É
muito comum que casais divorciados e com filhos venham a constituir nova
família ensejando o inicio da filiação afetiva. Por exemplo, Joana era casada e
tinha um filho chamado João vindo a se divorciar quando João ainda era um bebê
casando, novamente, com José que passar ter uma relação de afeto com João como
seu filho fosse, mas não o registra como tal.
A
filiação socioafetiva é uma filiação de afeto e não de genética, ou seja, uma
relação de amor e não de sangue onde há reconhecimento da maternidade ou
paternidade, inclusive, é contemplada pelo Código Civil artigo 1593, que diz: “O parentesco é natural ou civil,
conforme resulte de consanguinidade ou outra origem.”
O STJ,
afirmou ser possível ingressar com Ação de Reconhecimento de Filiação Socioafetiva
após a morte dos pais afetivos - STJ. 3ª Turma. REsp 1.500.999-RJ, Rel. Min.

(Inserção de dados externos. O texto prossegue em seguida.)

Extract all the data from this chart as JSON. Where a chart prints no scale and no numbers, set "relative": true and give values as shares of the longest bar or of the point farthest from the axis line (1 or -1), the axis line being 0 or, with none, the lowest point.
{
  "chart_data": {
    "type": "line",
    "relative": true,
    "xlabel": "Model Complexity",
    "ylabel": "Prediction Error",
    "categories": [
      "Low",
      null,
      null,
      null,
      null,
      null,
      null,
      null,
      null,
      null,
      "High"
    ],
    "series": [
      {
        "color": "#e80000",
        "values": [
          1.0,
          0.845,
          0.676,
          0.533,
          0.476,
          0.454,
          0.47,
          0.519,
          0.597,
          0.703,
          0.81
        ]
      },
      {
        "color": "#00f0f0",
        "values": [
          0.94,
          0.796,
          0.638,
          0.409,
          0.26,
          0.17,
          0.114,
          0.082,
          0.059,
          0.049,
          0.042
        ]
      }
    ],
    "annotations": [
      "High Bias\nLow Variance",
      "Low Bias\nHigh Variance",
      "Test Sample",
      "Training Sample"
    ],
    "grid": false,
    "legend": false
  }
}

Ricardo Villas Bôas
Cueva, julgado em 12/4/2016 (Info 581).
Essa ação declaratória deverá ser
proposta em face dos herdeiros dos pais afetivos e deve ser feito prova da
posse do estado de filho, que consiste na demonstração publica e continua da
condição de filho, seja através de fotos, cartas trocadas, dependência em
seguro de vida, seguro saúde, entre outras, mas uma das mais importantes é a
prova testemunhal.
A prova testemunhal faz diferença por que
o filho consegue provar que essa posse do estado de filho é pública, que existe
um reconhecimento social, muitas vezes os vizinhos sequer sabem que este filho
não era biológico, pois achavam que consanguíneo fosse ante o tratamento de
carinho e afeto filial.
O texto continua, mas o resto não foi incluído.